Justice du handicap · Commentaire
Justice du handicap : une ébauche de travail
Dans cet essai publié par Sins Invalid, Patty Berne distingue disability rights et disability justice, en centrant l'intersectionnalité, le leadership des personnes les plus touchées, l'anticapitalisme, l'organisation inter-mouvements, l'accès collectif et la libération collective.
Analyse de l'article
“Disability Justice - a working draft” de Patty Berne est un texte essentiel pour comprendre le cadre de la disability justice. Il commence par une distinction décisive : le mouvement des droits des personnes handicapées a produit des avancées juridiques et institutionnelles importantes, mais lorsqu’il reste organisé autour d’une identité unique, d’expériences blanches, de l’independent living et de la stratégie judiciaire, il ne peut pas traiter pleinement les vies handicapées à travers la race, le genre, la classe, la migration, l’incarcération, le colonialisme et les normes de genre.
Le texte est important pour un travail féministe parce qu’il place la justice du handicap dans une politique intersectionnelle et anticapitaliste. Berne montre que le validisme n’est pas une oppression isolée : il se construit avec la suprématie blanche, le colonialisme, l’hétéropatriarcat et les normes capitalistes de productivité pour produire un corps-esprit idéal. La justice du handicap ne peut donc pas consister seulement à ajouter des rampes ou des services ; elle demande qui est valorisé, qui dirige et quels rythmes ont le droit d’exister.
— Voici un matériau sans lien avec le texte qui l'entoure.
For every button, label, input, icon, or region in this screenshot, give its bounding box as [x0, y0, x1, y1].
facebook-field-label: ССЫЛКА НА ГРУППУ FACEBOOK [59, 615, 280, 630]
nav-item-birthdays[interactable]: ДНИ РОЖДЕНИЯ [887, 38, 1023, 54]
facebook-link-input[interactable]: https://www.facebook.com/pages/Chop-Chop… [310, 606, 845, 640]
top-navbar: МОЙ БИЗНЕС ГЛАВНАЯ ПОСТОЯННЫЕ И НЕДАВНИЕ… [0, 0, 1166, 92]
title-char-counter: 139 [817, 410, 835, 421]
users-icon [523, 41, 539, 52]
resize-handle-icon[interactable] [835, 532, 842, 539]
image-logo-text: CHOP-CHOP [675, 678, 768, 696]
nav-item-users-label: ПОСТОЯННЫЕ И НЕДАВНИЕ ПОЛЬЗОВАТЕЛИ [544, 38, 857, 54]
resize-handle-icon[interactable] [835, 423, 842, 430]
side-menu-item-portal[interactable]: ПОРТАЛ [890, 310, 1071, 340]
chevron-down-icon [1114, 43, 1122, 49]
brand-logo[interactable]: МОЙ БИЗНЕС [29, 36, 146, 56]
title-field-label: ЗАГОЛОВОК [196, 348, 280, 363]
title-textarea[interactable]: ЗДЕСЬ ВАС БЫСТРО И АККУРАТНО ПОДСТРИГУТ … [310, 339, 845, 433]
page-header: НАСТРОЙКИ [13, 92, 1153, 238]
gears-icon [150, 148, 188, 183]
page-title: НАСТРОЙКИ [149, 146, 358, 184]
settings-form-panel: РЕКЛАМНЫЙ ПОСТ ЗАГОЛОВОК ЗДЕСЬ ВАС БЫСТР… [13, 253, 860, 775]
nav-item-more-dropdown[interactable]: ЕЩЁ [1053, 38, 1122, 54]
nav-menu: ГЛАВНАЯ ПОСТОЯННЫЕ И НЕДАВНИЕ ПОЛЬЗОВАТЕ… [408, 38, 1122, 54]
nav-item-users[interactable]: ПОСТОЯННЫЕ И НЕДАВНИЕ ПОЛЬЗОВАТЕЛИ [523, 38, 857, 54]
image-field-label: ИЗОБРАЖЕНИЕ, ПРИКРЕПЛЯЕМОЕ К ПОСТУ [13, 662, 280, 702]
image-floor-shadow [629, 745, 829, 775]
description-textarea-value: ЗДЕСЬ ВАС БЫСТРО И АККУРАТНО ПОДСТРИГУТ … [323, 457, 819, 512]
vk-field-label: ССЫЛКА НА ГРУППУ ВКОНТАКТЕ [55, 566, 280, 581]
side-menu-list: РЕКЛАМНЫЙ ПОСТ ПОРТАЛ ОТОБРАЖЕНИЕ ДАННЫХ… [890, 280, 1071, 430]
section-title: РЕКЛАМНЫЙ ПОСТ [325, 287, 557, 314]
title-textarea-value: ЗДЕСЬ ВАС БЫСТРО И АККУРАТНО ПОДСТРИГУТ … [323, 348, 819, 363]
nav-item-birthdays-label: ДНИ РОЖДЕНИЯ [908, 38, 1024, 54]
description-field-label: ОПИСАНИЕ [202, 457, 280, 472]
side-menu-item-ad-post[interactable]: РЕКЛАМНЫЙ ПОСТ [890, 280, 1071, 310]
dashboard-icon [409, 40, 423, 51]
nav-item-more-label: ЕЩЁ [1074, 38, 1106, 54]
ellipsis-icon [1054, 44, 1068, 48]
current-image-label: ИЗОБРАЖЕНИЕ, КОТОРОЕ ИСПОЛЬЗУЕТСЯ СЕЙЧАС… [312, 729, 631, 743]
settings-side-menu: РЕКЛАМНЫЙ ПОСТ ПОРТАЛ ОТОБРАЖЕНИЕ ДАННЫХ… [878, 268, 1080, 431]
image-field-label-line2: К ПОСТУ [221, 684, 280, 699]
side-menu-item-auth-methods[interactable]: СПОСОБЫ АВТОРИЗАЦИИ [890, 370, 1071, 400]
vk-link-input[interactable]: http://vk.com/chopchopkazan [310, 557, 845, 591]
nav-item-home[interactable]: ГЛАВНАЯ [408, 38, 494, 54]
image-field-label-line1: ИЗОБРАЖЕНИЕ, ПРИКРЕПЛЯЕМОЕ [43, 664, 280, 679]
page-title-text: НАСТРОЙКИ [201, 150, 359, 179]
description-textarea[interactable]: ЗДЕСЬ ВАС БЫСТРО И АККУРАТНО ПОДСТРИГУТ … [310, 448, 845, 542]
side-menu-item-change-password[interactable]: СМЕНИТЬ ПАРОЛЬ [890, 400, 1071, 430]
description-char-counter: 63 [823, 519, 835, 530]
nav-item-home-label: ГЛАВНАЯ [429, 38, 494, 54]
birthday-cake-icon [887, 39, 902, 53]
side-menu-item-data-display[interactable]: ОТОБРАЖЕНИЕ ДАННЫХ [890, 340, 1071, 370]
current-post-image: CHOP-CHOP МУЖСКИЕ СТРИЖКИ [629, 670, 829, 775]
Les principes présentés incluent le leadership des personnes les plus touchées, l’organisation inter-mouvements, la reconnaissance de la personne entière, la durabilité, la solidarité entre handicaps, l’interdépendance, l’accès collectif et la libération collective. Pour FemRes, ce texte ajoute un vocabulaire d’organisation à l’étagère disability justice : les livres fournissent théorie, récits et expériences militantes, tandis que l’essai de Berne condense ces enjeux en principes utilisables dans les classes, les collectifs et les communautés.
Il remet aussi en question une logique féministe fréquente d’accès égal aux institutions existantes. Faire entrer des personnes handicapées dans un système ne rend pas ce système juste s’il continue d’exiger vitesse, productivité, marchandisation, responsabilité individuelle et auto-gestion permanente. La question plus profonde de Berne est de savoir si les mouvements peuvent construire des formes de vie qui ne mesurent pas la valeur humaine à la productivité ou à la normalité.
Comme ébauche de travail, le texte n’est pas une définition finale. C’est précisément ce qui fait son intérêt : il montre que la disability justice naît de communautés, de conflits et de besoins d’organisation, et non d’une classification académique abstraite.